Uganda, which has already been a beneficially of two debt reliefs from the IMF and the World Bank in the financial 997/1998 and 2000/2001 has seen its debt grow to $9.1bn (Shs 29.9tn) – about 34 per cent of Gross Domestic Product (GDP).
While some government officials say this debt is still sustainable because it is below the 50 per cent of the GDP threshold for East African countries, Uganda’s issue is that it has simply borrowed more than it can pay back.
In the 2016/17 budget, finance minister Matia Kasaija announced that the country would pay a whopping Shs 6.7tn for debt financing. This money will be borrowed as Uganda may not be able to use taxes to pay it off. Uganda Revenue Authority is expected to collect Shs 12.9tn the next financial year that starts on July 1, which, clearly, is not enough to finance the Shs 26.3tn budget.
Kasaija said the increase in public-financed infrastructure such as the Karuma and Isimba hydro power projects was taking a toll on the country. Still, government plans to invest in the construction of the refinery and an oil export pipeline, both of which have a combined cost of more than $8 billion.
In 2014, the secretary to the Treasury, Keith Muhakanizi, warned that if a country went ahead to borrow $8bn in a lumpsum for the standard gauge railway, it would plunge a country into bankruptcy. A recent World Bank report found a lot of money spent on Ugandan projects had been wasted, with every shilling spent on the projects generating less than a shilling on return.
An inquiry into the roads sector found that between 2008 and 2014, a whopping Shs 4tn was stolen at the Uganda National Roads Authority.
MONEY NOT USED
While the country borrows more money, a huge chunk of it is either stolen or remains unspent as it lies idle on government accounts. Remigio Achia, the legislator for Pian county in Nakapiripiriti, who has been vice chairperson, budget committee in parliament, said that there was debt approved in the seventh, eighth, and ninth parliament but had not been used.
“Government enters commitments and signs loans without making enough preparations for projects to start,” said Achia.
Of the $9.1bn debt, only about $5.3bn had been used, Mugume said. Public debt is estimated to reach Shs 30tn by June 30, 2016. Out of this, Shs 18.6tn is external debt while Shs 11.3tn is domestic debt.

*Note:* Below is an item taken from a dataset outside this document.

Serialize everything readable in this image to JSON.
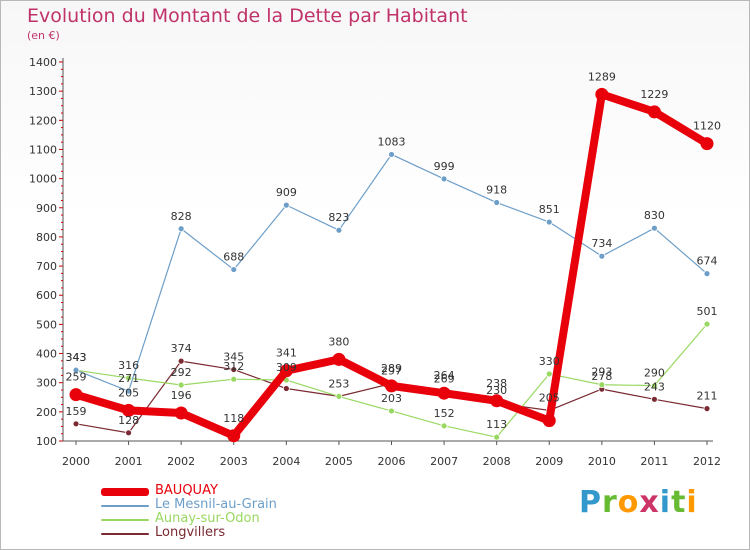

Finance minister Matia Kasaija said: “Given our financing requirements for infrastructure development coupled with limited availability of concessional loans, non-concessional borrowing has risen.”
He added: “Given that non-concessional borrowing is a little more expensive, efficiency and effectiveness in the utilization of these loans is paramount.”
While Kasaija says government will borrow in the future for highly-productive fixed capital investments that can generate financial and economic returns to ensure debt sustainability, it is clear they are running out of options.